Angels in the Desert

Monday, June 7th, 2021

“The Spirit drove Jesus out into the desert, and he remained in the desert for forty days . . . He was among wild beasts, and the angels ministered to him.” Mark 1: 12 – 13

How many of us have spent time in the desert? I know I have. That desert can take many different forms. It might be a diagnosis of cancer, or some incurable, progressive illness like Parkinson’s. It may be an addiction, or the dark night of depression, or the loss of a loved one. Whatever it is, our time in the desert is a time of very deep wounds.

Deacon Lex Ferrauiola

We all experience the desert during our lifetime; some of us more than once. But God is with us in that desert. And in his great love, God sends angels to minister to us and help us get through it. Those angels are ordinary people. They don’t see themselves as angels, just people moved by compassion. And we, in turn, are called by God to be angels in the desert: to recognize and transform our own woundedness and become wounded healers for others.

I know a person who was a corporate executive. He spent years in the desert as a high-functioning alcoholic; but not high-functioning enough to save his marriage or his career. He eventually hit rock bottom and ended up in a homeless shelter.

Some angels from Alcoholics Anonymous helped him get through his desert. He’s been clean for 20 years and volunteers as a spiritual group leader in an addiction recovery program. My friend became an angel in the desert: he transformed his own woundedness and became a wounded healer for others.

Some years ago, I saw a story on CNN about a young man in Oregon who had lost both legs in a terrible accident. He went through many painful surgeries. While he was in his desert he was ministered to by an angel, a compassionate physical therapist who himself had survived Polio. As part of his therapy this young man learned to play basketball from his wheelchair. He later transformed his own wounds in a unique way: he reached out to handicapped, inner-city kids and taught them to play basketball. He built a team and later helped form a basketball league for special needs teenagers. This young man became an angel in the desert: he transformed his own woundedness and became a wounded healer for others.

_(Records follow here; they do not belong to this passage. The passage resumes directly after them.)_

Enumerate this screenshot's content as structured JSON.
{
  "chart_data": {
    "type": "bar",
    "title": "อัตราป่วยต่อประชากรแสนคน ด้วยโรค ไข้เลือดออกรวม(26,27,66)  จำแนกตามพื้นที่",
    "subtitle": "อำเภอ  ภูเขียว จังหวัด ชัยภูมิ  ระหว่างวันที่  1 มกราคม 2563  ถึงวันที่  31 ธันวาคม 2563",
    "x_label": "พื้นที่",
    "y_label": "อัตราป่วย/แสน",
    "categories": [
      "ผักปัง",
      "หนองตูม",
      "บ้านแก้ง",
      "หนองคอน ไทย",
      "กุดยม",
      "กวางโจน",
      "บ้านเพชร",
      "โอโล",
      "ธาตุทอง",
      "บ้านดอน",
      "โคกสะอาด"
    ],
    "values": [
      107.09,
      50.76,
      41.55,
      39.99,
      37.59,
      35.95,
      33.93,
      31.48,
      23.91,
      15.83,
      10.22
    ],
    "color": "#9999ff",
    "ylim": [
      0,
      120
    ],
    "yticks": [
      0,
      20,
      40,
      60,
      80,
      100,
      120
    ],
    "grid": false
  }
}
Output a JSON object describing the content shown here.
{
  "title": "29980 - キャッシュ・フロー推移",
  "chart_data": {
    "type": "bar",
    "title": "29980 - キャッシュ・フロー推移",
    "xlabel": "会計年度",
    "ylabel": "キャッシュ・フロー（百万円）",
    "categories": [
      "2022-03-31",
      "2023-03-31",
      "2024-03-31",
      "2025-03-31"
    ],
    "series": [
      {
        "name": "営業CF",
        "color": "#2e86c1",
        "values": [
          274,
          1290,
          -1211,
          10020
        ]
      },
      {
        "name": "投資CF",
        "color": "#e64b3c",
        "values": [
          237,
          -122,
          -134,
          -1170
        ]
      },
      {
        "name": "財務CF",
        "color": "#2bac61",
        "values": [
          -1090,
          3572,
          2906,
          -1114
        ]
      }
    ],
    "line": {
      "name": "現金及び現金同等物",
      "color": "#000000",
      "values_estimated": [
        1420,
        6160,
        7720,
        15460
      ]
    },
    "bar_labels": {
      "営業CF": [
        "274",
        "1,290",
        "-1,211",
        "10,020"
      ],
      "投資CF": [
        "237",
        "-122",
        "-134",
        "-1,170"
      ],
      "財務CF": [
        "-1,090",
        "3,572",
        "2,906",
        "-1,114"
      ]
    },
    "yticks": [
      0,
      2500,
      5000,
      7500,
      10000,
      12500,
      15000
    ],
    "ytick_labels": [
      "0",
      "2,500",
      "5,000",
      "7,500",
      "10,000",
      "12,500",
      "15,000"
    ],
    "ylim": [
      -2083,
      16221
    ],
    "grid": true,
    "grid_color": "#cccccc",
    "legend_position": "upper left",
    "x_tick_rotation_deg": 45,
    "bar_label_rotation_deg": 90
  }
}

When I was in my early twenties, I went through the dark night of depression. It lasted several months and was the most painful time of my life. While I was in that desert, I met an elderly priest who was an angel to me. He told me that when he was a young priest he too went through the dark night of depression. But through the grace of God, he had gotten through it and went on to build a joyful and productive priesthood. That angel inspired and encouraged me: he gave me a great gift – the gift of his own woundedness. It helped me get beyond my own desert and to go on to build a family, a career and eventually to follow Our Lord as a Catholic deacon. Over the years I have looked to pay it forward by reaching out to others who appeared to be going through dark times, and by volunteering as a hospital chaplain for our sisters and brothers who suffer with depression, anxiety and addiction.

As we journey through life, we all spend time in the desert. We are all wounded. Whether it’s illness, grief, depression, addiction or whatever. But in those deserts, we have been graced by God and ministered to by his angels; if that weren’t true, it’s unlikely that we would be coming to Mass.

Let us use these days to reflect on our own time in the desert. And let us resolve to use our own experience – our own woundedness – to be angels in the desert for others.

What are your wounds, and where are you being called to minister and to bring healing?